Using a "resource reader" is a superior approach to pkg_resources
because it is newer and faster. And both are superior to file
based filesystem reading because they allow the storage of
resources in places that aren't the filesystem. This allows things
like embedding resources in zip files or single file binaries.

This commit introduces a "resource reader" API into the procutil
module.

We introduce an importlib.abc.ResourceReader compatible class
which can load resources from the filesystem.

We introduce another class that wraps an existing ResourceReader
so callers don't need to worry about bytes/str differences.

Finally, there is a new "resourcereader()" that returns a
ResourceReader for a given Python package. The idea is that
code will call `pycompat.resourcereader(__package__)` (or
similar) to obtain an object conforming to
importlib.abc.ResourceReader then from there on, things will
look like they would as if the code were Python 3.7 native.

The ultimate goal is to remove the dependence on file
and util.datapath so non-module data file access is abstract
and doesn't need to be serviced by a traditional filesystem.

The new code will return bad results for py2exe and macOS
application builds because resource files live in immediate
subdirectories of the binary instead of next to the source.
This will be addressed in future commits.

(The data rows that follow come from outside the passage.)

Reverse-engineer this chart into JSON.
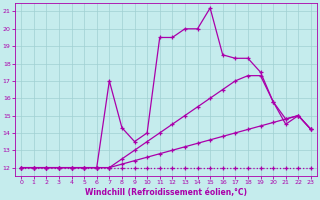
{
  "xlabel": "Windchill (Refroidissement éolien,°C)",
  "bg_color": "#c5eced",
  "grid_color": "#a0d0d2",
  "line_color": "#aa00aa",
  "xlim": [
    -0.5,
    23.5
  ],
  "ylim": [
    11.5,
    21.5
  ],
  "xticks": [
    0,
    1,
    2,
    3,
    4,
    5,
    6,
    7,
    8,
    9,
    10,
    11,
    12,
    13,
    14,
    15,
    16,
    17,
    18,
    19,
    20,
    21,
    22,
    23
  ],
  "yticks": [
    12,
    13,
    14,
    15,
    16,
    17,
    18,
    19,
    20,
    21
  ],
  "line1_x": [
    0,
    1,
    2,
    3,
    4,
    5,
    6,
    7,
    8,
    9,
    10,
    11,
    12,
    13,
    14,
    15,
    16,
    17,
    18,
    19,
    20,
    21,
    22,
    23
  ],
  "line1_y": [
    12,
    12,
    12,
    12,
    12,
    12,
    12,
    12,
    12,
    12,
    12,
    12,
    12,
    12,
    12,
    12,
    12,
    12,
    12,
    12,
    12,
    12,
    12,
    12
  ],
  "line2_x": [
    0,
    1,
    2,
    3,
    4,
    5,
    6,
    7,
    8,
    9,
    10,
    11,
    12,
    13,
    14,
    15,
    16,
    17,
    18,
    19,
    20,
    21,
    22,
    23
  ],
  "line2_y": [
    12,
    12,
    12,
    12,
    12,
    12,
    12,
    12,
    12.2,
    12.4,
    12.6,
    12.8,
    13.0,
    13.2,
    13.4,
    13.6,
    13.8,
    14.0,
    14.2,
    14.4,
    14.6,
    14.8,
    15.0,
    14.2
  ],
  "line3_x": [
    0,
    1,
    2,
    3,
    4,
    5,
    6,
    7,
    8,
    9,
    10,
    11,
    12,
    13,
    14,
    15,
    16,
    17,
    18,
    19,
    20,
    21,
    22,
    23
  ],
  "line3_y": [
    12,
    12,
    12,
    12,
    12,
    12,
    12,
    12,
    12.5,
    13.0,
    13.5,
    14.0,
    14.5,
    15.0,
    15.5,
    16.0,
    16.5,
    17.0,
    17.3,
    17.3,
    15.8,
    14.8,
    15.0,
    14.2
  ],
  "line4_x": [
    0,
    1,
    2,
    3,
    4,
    5,
    6,
    7,
    8,
    9,
    10,
    11,
    12,
    13,
    14,
    15,
    16,
    17,
    18,
    19,
    20,
    21,
    22,
    23
  ],
  "line4_y": [
    12,
    12,
    12,
    12,
    12,
    12,
    12,
    17.0,
    14.3,
    13.5,
    14.0,
    19.5,
    19.5,
    20.0,
    20.0,
    21.2,
    18.5,
    18.3,
    18.3,
    17.5,
    15.8,
    14.5,
    15.0,
    14.2
  ]
}
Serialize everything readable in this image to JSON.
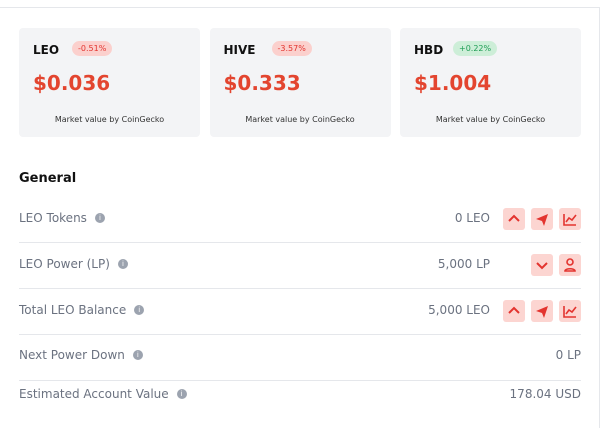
{
  "cards": [
    {
      "symbol": "LEO",
      "change": "-0.51%",
      "price": "$0.036",
      "source": "Market value by CoinGecko",
      "trend": "down"
    },
    {
      "symbol": "HIVE",
      "change": "-3.57%",
      "price": "$0.333",
      "source": "Market value by CoinGecko",
      "trend": "down"
    },
    {
      "symbol": "HBD",
      "change": "+0.22%",
      "price": "$1.004",
      "source": "Market value by CoinGecko",
      "trend": "up"
    }
  ],
  "section": {
    "title": "General",
    "rows": [
      {
        "label": "LEO Tokens",
        "value": "0 LEO",
        "actions": [
          "up",
          "send",
          "chart"
        ]
      },
      {
        "label": "LEO Power (LP)",
        "value": "5,000 LP",
        "actions": [
          "down",
          "user"
        ]
      },
      {
        "label": "Total LEO Balance",
        "value": "5,000 LEO",
        "actions": [
          "up",
          "send",
          "chart"
        ]
      },
      {
        "label": "Next Power Down",
        "value": "0 LP",
        "actions": []
      },
      {
        "label": "Estimated Account Value",
        "value": "178.04 USD",
        "actions": []
      }
    ]
  }
}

  1. no-check-commit because we must use foo_bar naming

Diff Detail

Repository
rHG Mercurial
Branch
default
Lint
No Linters Available
Unit
No Unit Test Coverage

Event Timeline

indygreg created this revision.Nov 14 2019, 10:58 PM
indygreg planned changes to this revision.Nov 14 2019, 11:01 PM

@martinvonz do you want to pick up this series or do you want me to rebase it on top of packageutil? If you leave it up to me, I'm not sure when I'll get around to it. (I'd prefer to focus my time on shoring up PyOxidizer.)

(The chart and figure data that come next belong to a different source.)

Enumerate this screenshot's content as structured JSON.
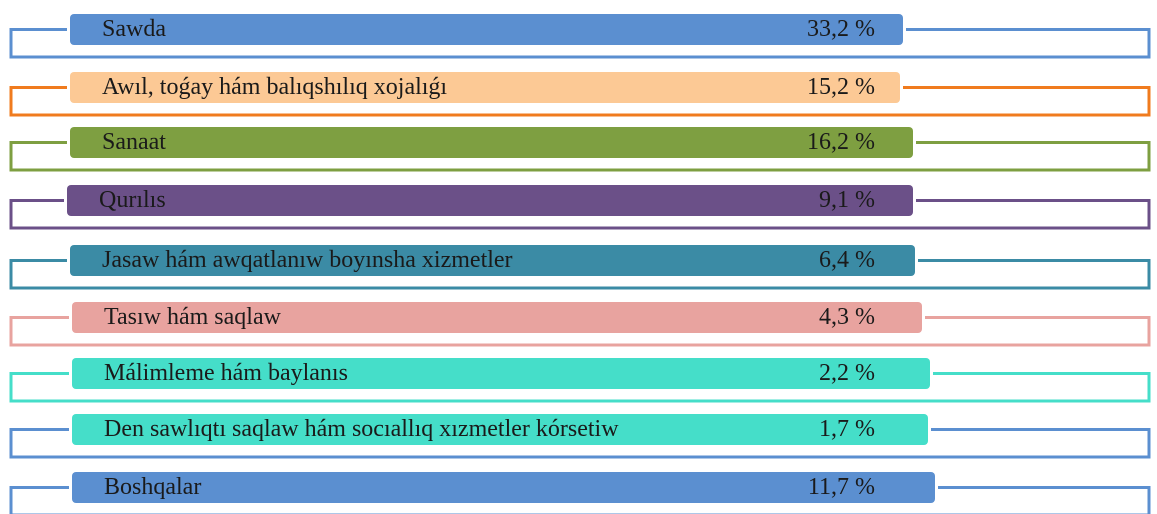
{
  "items": [
    {
      "label": "Sawda",
      "value": "33,2 %",
      "color": "#5b8fd0",
      "line_color": "#5b8fd0"
    },
    {
      "label": "Awıl, toǵay hám balıqshılıq xojalıǵı",
      "value": "15,2 %",
      "color": "#fcc995",
      "line_color": "#f07b1e"
    },
    {
      "label": "Sanaat",
      "value": "16,2 %",
      "color": "#7e9f41",
      "line_color": "#7e9f41"
    },
    {
      "label": "Qurılıs",
      "value": "9,1 %",
      "color": "#6b5088",
      "line_color": "#6b5088"
    },
    {
      "label": "Jasaw hám awqatlanıw boyınsha xizmetler",
      "value": "6,4 %",
      "color": "#3b8ba5",
      "line_color": "#3b8ba5"
    },
    {
      "label": "Tasıw hám saqlaw",
      "value": "4,3 %",
      "color": "#e8a39f",
      "line_color": "#e8a39f"
    },
    {
      "label": "Málimleme hám baylanıs",
      "value": "2,2 %",
      "color": "#45dec9",
      "line_color": "#45dec9"
    },
    {
      "label": "Den sawlıqtı saqlaw hám socıallıq xızmetler kórsetiw",
      "value": "1,7 %",
      "color": "#45dec9",
      "line_color": "#5b8fd0"
    },
    {
      "label": "Boshqalar",
      "value": "11,7 %",
      "color": "#5b8fd0",
      "line_color": "#5b8fd0"
    }
  ]
}
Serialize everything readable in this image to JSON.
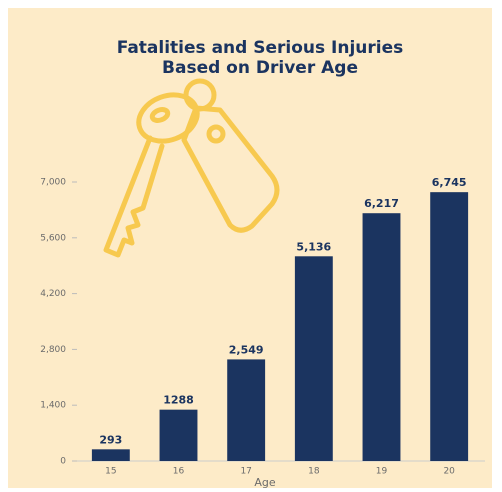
{
  "chart_data": {
    "type": "bar",
    "title": [
      "Fatalities and Serious Injuries",
      "Based on Driver Age"
    ],
    "x_label": "Age",
    "categories": [
      "15",
      "16",
      "17",
      "18",
      "19",
      "20"
    ],
    "values": [
      293,
      1288,
      2549,
      5136,
      6217,
      6745
    ],
    "value_labels": [
      "293",
      "1288",
      "2,549",
      "5,136",
      "6,217",
      "6,745"
    ],
    "color": "#1b3460",
    "ylim": [
      0,
      7000
    ],
    "yticks": [
      0,
      {
        "value": 1400,
        "label": "1,400"
      },
      {
        "value": 2800,
        "label": "2,800"
      },
      {
        "value": 4200,
        "label": "4,200"
      },
      {
        "value": 5600,
        "label": "5,600"
      },
      {
        "value": 7000,
        "label": "7,000"
      }
    ],
    "grid": false
  }
}
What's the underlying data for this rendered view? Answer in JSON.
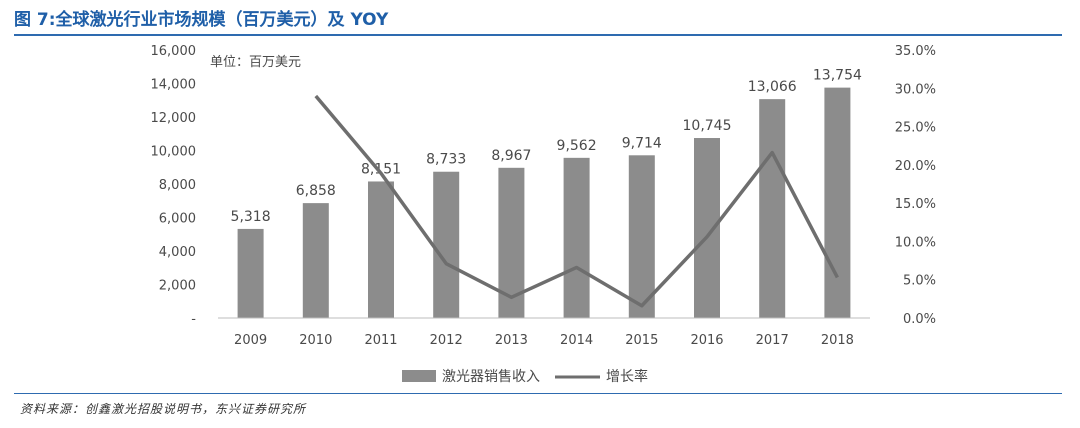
{
  "title": "图 7:全球激光行业市场规模（百万美元）及 YOY",
  "source": "资料来源：创鑫激光招股说明书，东兴证券研究所",
  "chart_data": {
    "type": "bar",
    "unit_note": "单位：百万美元",
    "categories": [
      "2009",
      "2010",
      "2011",
      "2012",
      "2013",
      "2014",
      "2015",
      "2016",
      "2017",
      "2018"
    ],
    "series": [
      {
        "name": "激光器销售收入",
        "type": "bar",
        "axis": "left",
        "values": [
          5318,
          6858,
          8151,
          8733,
          8967,
          9562,
          9714,
          10745,
          13066,
          13754
        ],
        "labels": [
          "5,318",
          "6,858",
          "8,151",
          "8,733",
          "8,967",
          "9,562",
          "9,714",
          "10,745",
          "13,066",
          "13,754"
        ],
        "color": "#8c8c8c"
      },
      {
        "name": "增长率",
        "type": "line",
        "axis": "right",
        "values": [
          null,
          29.0,
          18.9,
          7.1,
          2.7,
          6.6,
          1.6,
          10.6,
          21.6,
          5.3
        ],
        "color": "#6e6e6e"
      }
    ],
    "y_left": {
      "ylim": [
        0,
        16000
      ],
      "ticks": [
        "-",
        "2,000",
        "4,000",
        "6,000",
        "8,000",
        "10,000",
        "12,000",
        "14,000",
        "16,000"
      ]
    },
    "y_right": {
      "ylim": [
        0,
        35
      ],
      "ticks": [
        "0.0%",
        "5.0%",
        "10.0%",
        "15.0%",
        "20.0%",
        "25.0%",
        "30.0%",
        "35.0%"
      ]
    },
    "legend_position": "bottom",
    "grid": false
  }
}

If you do pick this up, an alternative to this approach would be to vendor importlib_resources (https://importlib-resources.readthedocs.io/en/latest/index.html) or consider using its code/approach instead of rolling so much of a custom solution. That being said, I feel like I already wrote enough of the code to support the modern resources API and Mercurial would require sufficient changes for things to work in the domain of bytes that importing importlib_resources doesn't seem worthwhile.

If you do take this series, something to consider for templates is the implication for users wanting to edit templates. If templates are embedded in the binary, how do users define their own custom versions of the build-in templates? We already have a permissions problem when the provided templates are read-only and the user can't edit them in place. But with PyOxidizer, if templates are embedded in the binary, the user won't even have access to their raw content! We would likely need to supply an hg debugextracttemplates command or something to allow the user to obtain a copy of the embedded templates.